To display the content in HTML, you must follow these steps:
- From the classic editor, select the tab that you will find in the upper right corner that indicates “HTML.”
- To return to the visual editor, select the account where it says “Visual.”
Through the widgets
Through the widgets, we can insert HTML code very quickly. It is especially useful for inserting custom HTML code in areas such as the footer or sidebar of your website.
To do so, you must follow the following guidelines:
- From the WordPress side menu, in your admin panel, go to Appearance->Widgets.
- Click the add icon.
- Find the custom HTML block and drag it to the desired widget space.
Using the theme editor
Another alternative would be to use the WordPress theme editor. It is a quick way to customize your theme templates or plugins.
Before considering editing the templates, you should take into account these two considerations:
- Have a child theme installed so that your modifications are not deleted in the updates that your article or plugins may receive.

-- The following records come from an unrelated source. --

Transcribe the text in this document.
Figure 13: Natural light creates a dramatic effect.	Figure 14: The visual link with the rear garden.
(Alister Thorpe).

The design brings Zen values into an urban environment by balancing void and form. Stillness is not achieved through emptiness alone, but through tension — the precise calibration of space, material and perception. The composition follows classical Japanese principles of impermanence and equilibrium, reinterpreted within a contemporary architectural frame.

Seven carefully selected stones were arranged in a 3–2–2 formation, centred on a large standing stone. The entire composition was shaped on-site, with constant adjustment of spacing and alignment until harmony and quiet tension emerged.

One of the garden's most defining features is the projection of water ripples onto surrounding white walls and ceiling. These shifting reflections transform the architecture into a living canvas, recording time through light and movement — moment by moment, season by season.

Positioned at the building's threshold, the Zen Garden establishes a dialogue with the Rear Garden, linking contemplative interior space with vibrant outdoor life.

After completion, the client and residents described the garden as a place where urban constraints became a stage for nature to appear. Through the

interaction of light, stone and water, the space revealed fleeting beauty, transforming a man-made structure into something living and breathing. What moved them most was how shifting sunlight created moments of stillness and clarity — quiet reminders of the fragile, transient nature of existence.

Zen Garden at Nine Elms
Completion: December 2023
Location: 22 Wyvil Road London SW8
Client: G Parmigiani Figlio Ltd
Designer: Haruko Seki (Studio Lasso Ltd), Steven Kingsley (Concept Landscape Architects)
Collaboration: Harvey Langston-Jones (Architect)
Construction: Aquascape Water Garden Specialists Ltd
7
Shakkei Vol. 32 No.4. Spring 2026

- Take special care when editing these templates. A bad edition can break your web page. It is advisable that, if you do not have much experience in editing templates, you make a backup copy. You can use the JetBackup tool to restore a single file without restoring the entire backup in our WordPress hosting.
To access the theme editor, you can follow these steps:
- In the WordPress menu, go to Appearance-> Theme Editor.
- In the right column, just below Theme Files, select the template you want to edit.
- Once selected, you can start editing the file you wish to directly from WordPress.
As you have been able to read, HTML is a mandatory learning language if you want to have a deeper understanding of the structure that makes up web pages.
It will allow you to expand your skills in development or SEO, making you grow as a professional in the sector.